BRUNSWICK — Col. Tom Tickner, who’s in charge at the Army Corps of Engineers Savannah district, delivered disappointing news Wednesday to anyone who uses the Port of Brunswick.
Because Brunswick is considered a medium-use port based on tonnage, it is projected to get only 50 percent of the funding necessary to complete channel and harbor projects, Tickner told the Brunswick-Golden Isles Chamber of Commerce.
“We’re going to do all we can possibly do,” Tickner said. “We’re not going to get you to the full 38 feet, I can about guarantee you that.”
And Congress will likely not allocate any funds to dredge the obstructed Intracoastal Waterway because it is used mostly for recreation except for some barge traffic, he said.
Harbor pilots Edwin and Bruce Fendig said Brunswick gets an unfair return on the money it sends to Washington.
In 2011 alone, shippers paid $12 million to $13 million in harbor maintenance fees and, by year’s end, could possibly pay $300 million in U.S. Customs duties, Bruce Fendig said.
“And the federal government will pay only half of what we need to dredge the channel,” he told Tickner.
After the meeting, the Fendigs said Brunswick is a “donor port” because money collected there goes to maintain channels and harbors at bigger, higher-use ports.
The corps asked for $6 million and they get about $2.9 million.
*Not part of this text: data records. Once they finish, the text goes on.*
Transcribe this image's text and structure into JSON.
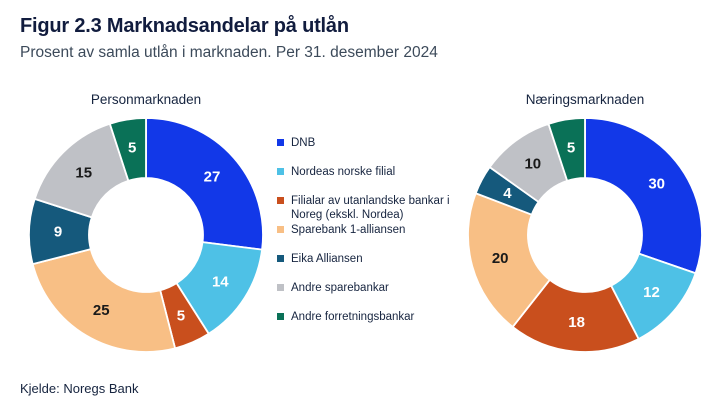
{
  "header": {
    "title": "Figur 2.3 Marknadsandelar på utlån",
    "subtitle": "Prosent av samla utlån i marknaden. Per 31. desember 2024"
  },
  "footer": {
    "source": "Kjelde: Noregs Bank"
  },
  "colors": {
    "title_navy": "#111c3e",
    "subtitle_gray": "#3c4a5a",
    "label_dark": "#1a1a1a",
    "label_light": "#ffffff"
  },
  "legend": {
    "position": "center-between-charts",
    "items": [
      {
        "label": "DNB",
        "color": "#1238e8"
      },
      {
        "label": "Nordeas norske filial",
        "color": "#4ec1e6"
      },
      {
        "label": "Filialar av utanlandske bankar i Noreg (ekskl. Nordea)",
        "color": "#c94f1d"
      },
      {
        "label": "Sparebank 1-alliansen",
        "color": "#f8bf85"
      },
      {
        "label": "Eika Alliansen",
        "color": "#15597c"
      },
      {
        "label": "Andre sparebankar",
        "color": "#bfc1c6"
      },
      {
        "label": "Andre forretningsbankar",
        "color": "#0a7157"
      }
    ]
  },
  "chart_data": [
    {
      "type": "pie",
      "subtype": "donut",
      "title": "Personmarknaden",
      "unit": "percent of total lending",
      "start_angle": "12 o'clock",
      "direction": "clockwise",
      "categories": [
        "DNB",
        "Nordeas norske filial",
        "Filialar av utanlandske bankar i Noreg (ekskl. Nordea)",
        "Sparebank 1-alliansen",
        "Eika Alliansen",
        "Andre sparebankar",
        "Andre forretningsbankar"
      ],
      "values": [
        27,
        14,
        5,
        25,
        9,
        15,
        5
      ],
      "colors": [
        "#1238e8",
        "#4ec1e6",
        "#c94f1d",
        "#f8bf85",
        "#15597c",
        "#bfc1c6",
        "#0a7157"
      ],
      "label_colors": [
        "#ffffff",
        "#ffffff",
        "#ffffff",
        "#1a1a1a",
        "#ffffff",
        "#1a1a1a",
        "#ffffff"
      ]
    },
    {
      "type": "pie",
      "subtype": "donut",
      "title": "Næringsmarknaden",
      "unit": "percent of total lending",
      "start_angle": "12 o'clock",
      "direction": "clockwise",
      "categories": [
        "DNB",
        "Nordeas norske filial",
        "Filialar av utanlandske bankar i Noreg (ekskl. Nordea)",
        "Sparebank 1-alliansen",
        "Eika Alliansen",
        "Andre sparebankar",
        "Andre forretningsbankar"
      ],
      "values": [
        30,
        12,
        18,
        20,
        4,
        10,
        5
      ],
      "colors": [
        "#1238e8",
        "#4ec1e6",
        "#c94f1d",
        "#f8bf85",
        "#15597c",
        "#bfc1c6",
        "#0a7157"
      ],
      "label_colors": [
        "#ffffff",
        "#ffffff",
        "#ffffff",
        "#1a1a1a",
        "#ffffff",
        "#1a1a1a",
        "#ffffff"
      ]
    }
  ]
}
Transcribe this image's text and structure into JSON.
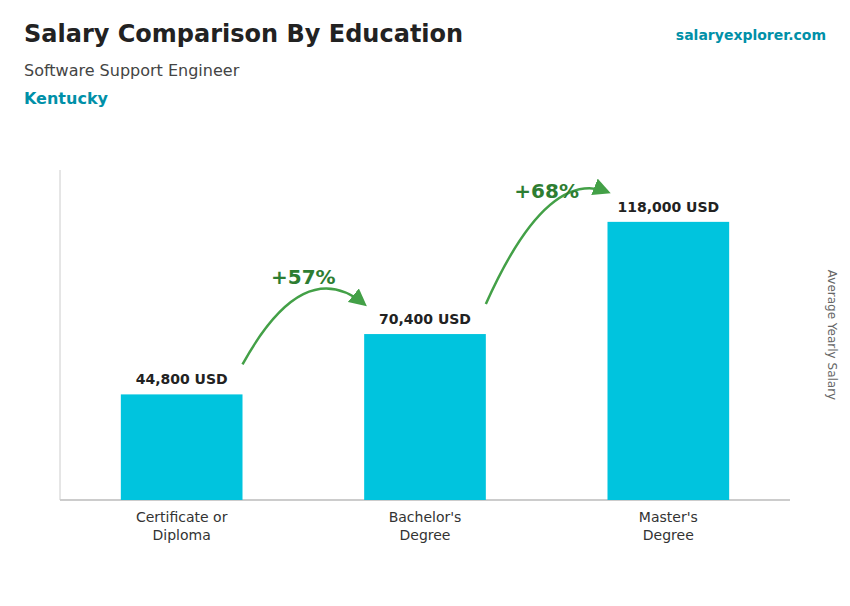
{
  "chart_data": {
    "type": "bar",
    "title": "Salary Comparison By Education",
    "subtitle": "Software Support Engineer",
    "location": "Kentucky",
    "source": "salaryexplorer.com",
    "ylabel": "Average Yearly Salary",
    "categories": [
      "Certificate or\nDiploma",
      "Bachelor's\nDegree",
      "Master's\nDegree"
    ],
    "values": [
      44800,
      70400,
      118000
    ],
    "value_labels": [
      "44,800 USD",
      "70,400 USD",
      "118,000 USD"
    ],
    "data_labels": true,
    "annotations": [
      "+57%",
      "+68%"
    ],
    "color": "#00c4de",
    "ylim": [
      0,
      140000
    ],
    "tick_labels": "x",
    "grid": false
  }
}
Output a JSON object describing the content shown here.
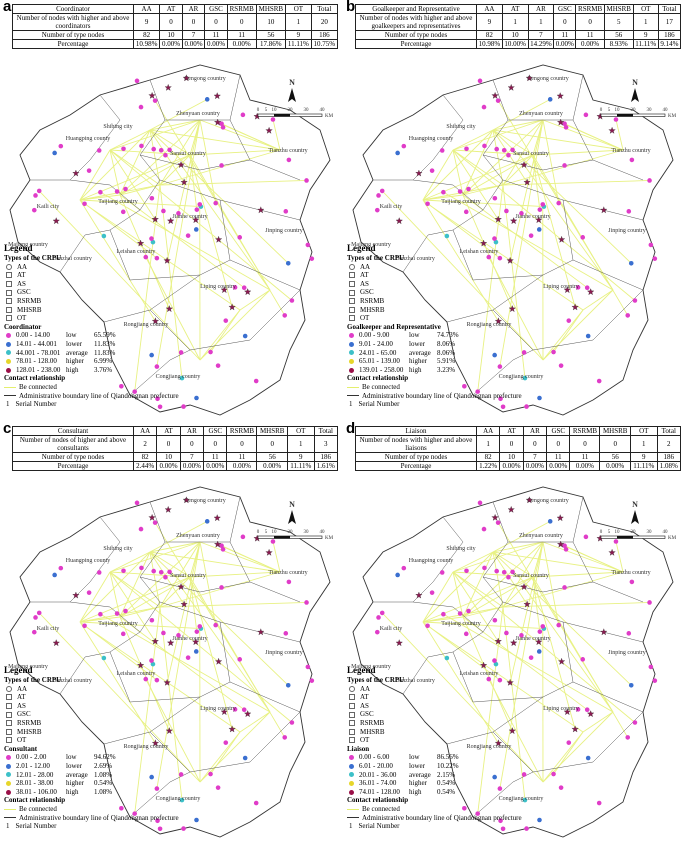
{
  "panels": [
    {
      "label": "a",
      "table": {
        "header": [
          "Coordinator",
          "AA",
          "AT",
          "AR",
          "GSC",
          "RSRMB",
          "MHSRB",
          "OT",
          "Total"
        ],
        "rows": [
          [
            "Number of nodes with higher and above coordinators",
            9,
            0,
            0,
            0,
            0,
            10,
            1,
            20
          ],
          [
            "Number of type nodes",
            82,
            10,
            7,
            11,
            11,
            56,
            9,
            186
          ],
          [
            "Percentage",
            "10.98%",
            "0.00%",
            "0.00%",
            "0.00%",
            "0.00%",
            "17.86%",
            "11.11%",
            "10.75%"
          ]
        ]
      },
      "legend_title": "Coordinator",
      "classes": [
        [
          "0.00 - 14.00",
          "low",
          "65.59%"
        ],
        [
          "14.01 - 44.001",
          "lower",
          "11.83%"
        ],
        [
          "44.001 - 78.001",
          "average",
          "11.83%"
        ],
        [
          "78.01 - 128.00",
          "higher",
          "6.99%"
        ],
        [
          "128.01 - 238.00",
          "high",
          "3.76%"
        ]
      ]
    },
    {
      "label": "b",
      "table": {
        "header": [
          "Goalkeeper and Representative",
          "AA",
          "AT",
          "AR",
          "GSC",
          "RSRMB",
          "MHSRB",
          "OT",
          "Total"
        ],
        "rows": [
          [
            "Number of nodes with higher and above goalkeepers and representatives",
            9,
            1,
            1,
            0,
            0,
            5,
            1,
            17
          ],
          [
            "Number of type nodes",
            82,
            10,
            7,
            11,
            11,
            56,
            9,
            186
          ],
          [
            "Percentage",
            "10.98%",
            "10.00%",
            "14.29%",
            "0.00%",
            "0.00%",
            "8.93%",
            "11.11%",
            "9.14%"
          ]
        ]
      },
      "legend_title": "Goalkeeper and Representative",
      "classes": [
        [
          "0.00 - 9.00",
          "low",
          "74.73%"
        ],
        [
          "9.01 - 24.00",
          "lower",
          "8.06%"
        ],
        [
          "24.01 - 65.00",
          "average",
          "8.06%"
        ],
        [
          "65.01 - 139.00",
          "higher",
          "5.91%"
        ],
        [
          "139.01 - 258.00",
          "high",
          "3.23%"
        ]
      ]
    },
    {
      "label": "c",
      "table": {
        "header": [
          "Consultant",
          "AA",
          "AT",
          "AR",
          "GSC",
          "RSRMB",
          "MHSRB",
          "OT",
          "Total"
        ],
        "rows": [
          [
            "Number of nodes of higher and above consultants",
            2,
            0,
            0,
            0,
            0,
            0,
            1,
            3
          ],
          [
            "Number of type nodes",
            82,
            10,
            7,
            11,
            11,
            56,
            9,
            186
          ],
          [
            "Percentage",
            "2.44%",
            "0.00%",
            "0.00%",
            "0.00%",
            "0.00%",
            "0.00%",
            "11.11%",
            "1.61%"
          ]
        ]
      },
      "legend_title": "Consultant",
      "classes": [
        [
          "0.00 - 2.00",
          "low",
          "94.62%"
        ],
        [
          "2.01 - 12.00",
          "lower",
          "2.69%"
        ],
        [
          "12.01 - 28.00",
          "average",
          "1.08%"
        ],
        [
          "28.01 - 38.00",
          "higher",
          "0.54%"
        ],
        [
          "38.01 - 106.00",
          "high",
          "1.08%"
        ]
      ]
    },
    {
      "label": "d",
      "table": {
        "header": [
          "Liaison",
          "AA",
          "AT",
          "AR",
          "GSC",
          "RSRMB",
          "MHSRB",
          "OT",
          "Total"
        ],
        "rows": [
          [
            "Number of nodes with higher and above liaisons",
            1,
            0,
            0,
            0,
            0,
            0,
            1,
            2
          ],
          [
            "Number of type nodes",
            82,
            10,
            7,
            11,
            11,
            56,
            9,
            186
          ],
          [
            "Percentage",
            "1.22%",
            "0.00%",
            "0.00%",
            "0.00%",
            "0.00%",
            "0.00%",
            "11.11%",
            "1.08%"
          ]
        ]
      },
      "legend_title": "Liaison",
      "classes": [
        [
          "0.00 - 6.00",
          "low",
          "86.56%"
        ],
        [
          "6.01 - 20.00",
          "lower",
          "10.22%"
        ],
        [
          "20.01 - 36.00",
          "average",
          "2.15%"
        ],
        [
          "36.01 - 74.00",
          "higher",
          "0.54%"
        ],
        [
          "74.01 - 128.00",
          "high",
          "0.54%"
        ]
      ]
    }
  ],
  "class_colors": [
    "#e03cc8",
    "#3a6fd0",
    "#3cc0c8",
    "#e6d62a",
    "#9a1048"
  ],
  "counties": [
    "Cengong country",
    "Zhenyuan country",
    "Shibing city",
    "Huangping county",
    "Sansui country",
    "Tianzhu country",
    "Kaili city",
    "Taijiang country",
    "Majiang country",
    "Danzhai country",
    "Leishan country",
    "Jianhe country",
    "Jinping country",
    "Liping country",
    "Rongjiang country",
    "Congjiang country"
  ],
  "scale": {
    "north": "N",
    "ticks": [
      0,
      5,
      10,
      20,
      30,
      40
    ],
    "unit": "KM"
  },
  "legend": {
    "title": "Legend",
    "types_title": "Types of the CRPU",
    "types": [
      "AA",
      "AT",
      "AS",
      "GSC",
      "RSRMB",
      "MHSRB",
      "OT"
    ],
    "contact_title": "Contact relationship",
    "connected": "Be connected",
    "boundary": "Administrative boundary line of Qiandongnan prefecture",
    "serial_symbol": "1",
    "serial_label": "Serial Number"
  }
}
About a third of that goes toward the actual dredging with the rest going to administrative costs including wildlife protection, Edwin Fendig said.
With 80,000 to 100,000 cubic yards of material settling into the bar channel each month, maintenance dredging keeps falling farther behind, he said.
“If you just take a spoonful out every year, you’re never going to catch up,” he said.
The federal government’s funding formula could endanger the funding stream — including duties — if ports are allowed to continually degrade, he said.
“Why wouldn’t you spend $10 million to get your $300 million?” he asked.
Christopher F. Wynns, operations manager of Wallenius Wilhelmsen Logistics, said the Brunswick port would collect even more if shippers did not have to divert tonnage to other ports.
Wynns said Wallenius Wilhelmsen ships often have to stop first in Savannah to unload some freight. Lightened, the ships don’t run as deeply, which allows them to get through the obstructed shipping channel, he said.
Even then, Edwin Fendig said, most ships have to wait for high tide to get into the channel at the outer bar.
Rick Whitmore, of Mercedes Benz, said the company is importing 60,000 vehicles a year through Brunswick and exporting 40,000 to 50,000 to Europe. Whitmore says the formula should be changed to consider more than tonnage in deciding a port’s importance.
“I think value’s got to be part of the equation,” he said. “A ton of Mercedes is one car.”
State Rep. Alex Atwood, R-Brunswick, told Tickner the port is critical to the area’s future.
“If we do not dredge this harbor, we’re going to lose jobs,” he said.